2 – Can you provide a $ range or number to define “substantial costs”?

It’s very difficult to give the committee a precise number or even dollar range without having done a detailed analysis of what is being proposed.  We would always look at a range of options for implementing greater transparency, which would have an impact on cost – particularly if they involve system changes. For example, depending upon how the information is captured and whether it is displayed or simply made available to the public upon request, and whether the CRA or charities themselves would be required to provide the information to the public, are all factors that will influence cost. Overall, we would need to know what information we will be disclosing and how we intend to disclose it before we could provide a realistic estimate of cost and timeframe for implementation.

If pressed:

Revising the T3010 Registered Charity Information Return, capturing the information in the Charities database, and displaying the information on the CRA’s website could run as high as $3 million.
Scanning the information into a separate schedule independent of the T3010 return, and then displaying the scanned (pdf schedule on CRA Web site, rather than in a database, would likely cost somewhere between $1.2 and $1.4 million.

A third option would be to create a legislated obligation for charities to provide information to the public (the US model). There would be no change to the T3010 information return, and nor any capturing, keying or display of the data by CRA.  CRA could develop an electronic form outlining the prescribed information that charities are to make available and that form could be posted to our Web site. The cost to develop and post a standalone form would be minimal.  Note that these are development costs alone – do not include any additional resources for additional compliance activities that we might want to undertake to verify the accuracy of information.

3 – Is there a need for additional disclosure requirements?

Considering that question from the regulatory framework of cost, burden, transparency and risk, we would offer the following comments:

Cost: While we would need to understand the specifics of any proposed change before we could provide cost estimates, we can say that any change to the information return that would require alterations to our data capture and display systems is likely to require a substantial financial investment.
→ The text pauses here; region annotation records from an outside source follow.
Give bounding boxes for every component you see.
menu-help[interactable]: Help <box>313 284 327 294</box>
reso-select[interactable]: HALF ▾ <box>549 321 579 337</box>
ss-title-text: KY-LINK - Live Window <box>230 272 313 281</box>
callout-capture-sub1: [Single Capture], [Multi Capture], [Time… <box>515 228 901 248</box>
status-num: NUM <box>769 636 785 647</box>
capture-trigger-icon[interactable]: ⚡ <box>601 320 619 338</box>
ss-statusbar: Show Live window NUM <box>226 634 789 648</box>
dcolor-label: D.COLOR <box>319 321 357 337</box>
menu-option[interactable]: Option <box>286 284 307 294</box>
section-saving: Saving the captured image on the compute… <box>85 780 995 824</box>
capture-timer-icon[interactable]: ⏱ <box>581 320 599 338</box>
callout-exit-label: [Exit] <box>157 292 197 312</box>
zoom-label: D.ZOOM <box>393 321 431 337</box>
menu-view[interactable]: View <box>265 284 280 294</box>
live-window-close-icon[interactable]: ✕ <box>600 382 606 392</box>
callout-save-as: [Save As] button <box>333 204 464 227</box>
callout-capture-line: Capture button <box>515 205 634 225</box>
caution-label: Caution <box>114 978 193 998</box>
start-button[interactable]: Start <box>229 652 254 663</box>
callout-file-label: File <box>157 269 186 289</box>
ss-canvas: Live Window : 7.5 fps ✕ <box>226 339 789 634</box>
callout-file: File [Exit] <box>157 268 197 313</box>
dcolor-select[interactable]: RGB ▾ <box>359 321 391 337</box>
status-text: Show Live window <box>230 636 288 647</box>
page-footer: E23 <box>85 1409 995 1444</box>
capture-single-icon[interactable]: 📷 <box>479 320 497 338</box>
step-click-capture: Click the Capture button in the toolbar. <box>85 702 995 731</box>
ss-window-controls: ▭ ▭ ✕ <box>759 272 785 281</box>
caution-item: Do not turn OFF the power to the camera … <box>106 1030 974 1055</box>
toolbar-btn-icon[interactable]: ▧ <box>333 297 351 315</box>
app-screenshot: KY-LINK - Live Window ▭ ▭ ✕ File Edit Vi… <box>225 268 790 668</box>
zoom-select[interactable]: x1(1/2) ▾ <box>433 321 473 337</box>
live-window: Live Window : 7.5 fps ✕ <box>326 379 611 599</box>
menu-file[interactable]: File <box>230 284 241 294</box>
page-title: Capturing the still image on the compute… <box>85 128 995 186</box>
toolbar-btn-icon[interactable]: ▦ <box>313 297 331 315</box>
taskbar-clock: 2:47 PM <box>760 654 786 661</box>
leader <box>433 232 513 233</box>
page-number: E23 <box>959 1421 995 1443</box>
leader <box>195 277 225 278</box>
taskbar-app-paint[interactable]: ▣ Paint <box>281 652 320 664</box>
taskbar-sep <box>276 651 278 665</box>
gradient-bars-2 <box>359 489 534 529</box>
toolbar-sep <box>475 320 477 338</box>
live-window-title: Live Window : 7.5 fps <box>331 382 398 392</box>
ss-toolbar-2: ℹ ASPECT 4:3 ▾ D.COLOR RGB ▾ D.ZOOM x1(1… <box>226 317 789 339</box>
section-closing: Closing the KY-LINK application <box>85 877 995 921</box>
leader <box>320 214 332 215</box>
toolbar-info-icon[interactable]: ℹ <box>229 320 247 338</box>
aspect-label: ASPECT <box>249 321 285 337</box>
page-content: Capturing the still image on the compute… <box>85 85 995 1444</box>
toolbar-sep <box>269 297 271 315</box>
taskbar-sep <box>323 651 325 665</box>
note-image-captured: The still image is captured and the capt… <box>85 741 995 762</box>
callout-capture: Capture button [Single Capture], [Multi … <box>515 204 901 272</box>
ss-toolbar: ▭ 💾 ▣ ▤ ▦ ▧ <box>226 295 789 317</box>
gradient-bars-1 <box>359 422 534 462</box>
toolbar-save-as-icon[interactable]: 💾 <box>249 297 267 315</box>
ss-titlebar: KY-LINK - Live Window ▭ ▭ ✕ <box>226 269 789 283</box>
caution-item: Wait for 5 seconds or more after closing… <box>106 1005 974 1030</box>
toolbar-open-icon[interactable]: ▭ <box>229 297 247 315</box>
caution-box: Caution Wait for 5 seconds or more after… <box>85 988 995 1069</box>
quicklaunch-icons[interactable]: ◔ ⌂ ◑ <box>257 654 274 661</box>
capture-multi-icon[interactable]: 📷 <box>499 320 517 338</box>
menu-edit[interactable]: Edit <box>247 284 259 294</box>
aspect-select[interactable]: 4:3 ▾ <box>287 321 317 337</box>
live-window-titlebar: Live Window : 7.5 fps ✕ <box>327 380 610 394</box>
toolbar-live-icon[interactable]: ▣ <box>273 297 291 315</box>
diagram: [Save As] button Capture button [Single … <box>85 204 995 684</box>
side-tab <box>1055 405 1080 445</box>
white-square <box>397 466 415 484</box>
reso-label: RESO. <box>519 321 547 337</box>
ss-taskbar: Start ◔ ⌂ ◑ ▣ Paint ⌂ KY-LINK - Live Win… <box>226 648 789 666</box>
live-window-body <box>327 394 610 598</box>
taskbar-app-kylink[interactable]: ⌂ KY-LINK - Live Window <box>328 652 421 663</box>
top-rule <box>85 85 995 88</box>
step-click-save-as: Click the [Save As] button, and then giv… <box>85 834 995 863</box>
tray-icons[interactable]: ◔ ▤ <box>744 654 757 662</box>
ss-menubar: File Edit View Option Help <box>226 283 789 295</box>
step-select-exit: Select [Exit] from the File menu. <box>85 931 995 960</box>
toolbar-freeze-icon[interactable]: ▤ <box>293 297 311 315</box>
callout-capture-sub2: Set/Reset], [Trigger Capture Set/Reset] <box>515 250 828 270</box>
Burden: Some charities have alerted us to the fact that in some cases publicizing the names of foreign donors could raise concerns over individual safety – religious persecution as an example.

Transparency: Additional disclosure would clearly support our goals relating to transparency.

Risk: One concern is that additional disclosure is not required to enforce the provisions of the ITA – since there are no restrictions on sources of funding.   Another concern relates to the potential for CRA to inadvertently violate the confidentiality provisions of the ITA. Essentially, s. 241 of the Act protects the donor information of any non-resident who was taxable in Canada for this or any other year. A charity would arguably have no way of knowing whether a particular foreign donor was ever taxable in Canada. The CRA would be forced to try and make this determination without the benefit of date of birth or social insurance information.  Unless we were certain that the foreign donor was not protected under s. 241, we would not be able to publish the name.

2010 statistics on foreign funding:

  • Of the close to 83,000 registered charities that had filed an information return as of December 2011, 1,986 (just over 2%) reported receiving funds from foreign donors. The total value of foreign contributions was $831,916,553.
  • Of the 1,986 registered charities reporting foreign funding, the top 25 accounted for 67% ($557,000,000) of all contributions, the top 5 for 36% ($303,000,000), and the top 2 for 22% ($188,000,000).
  • Note also that while the T3010 asks charities to report on donations valued at $10,000 or more, 1,029 of the 1,986 charities reporting actually received donations of under $10,000. The total valued of donations under $10,000 reported by those 1,029 charities was $2,595,278.  The total value of donation over $10,000 received by the 966 charities reporting was $829,321,275.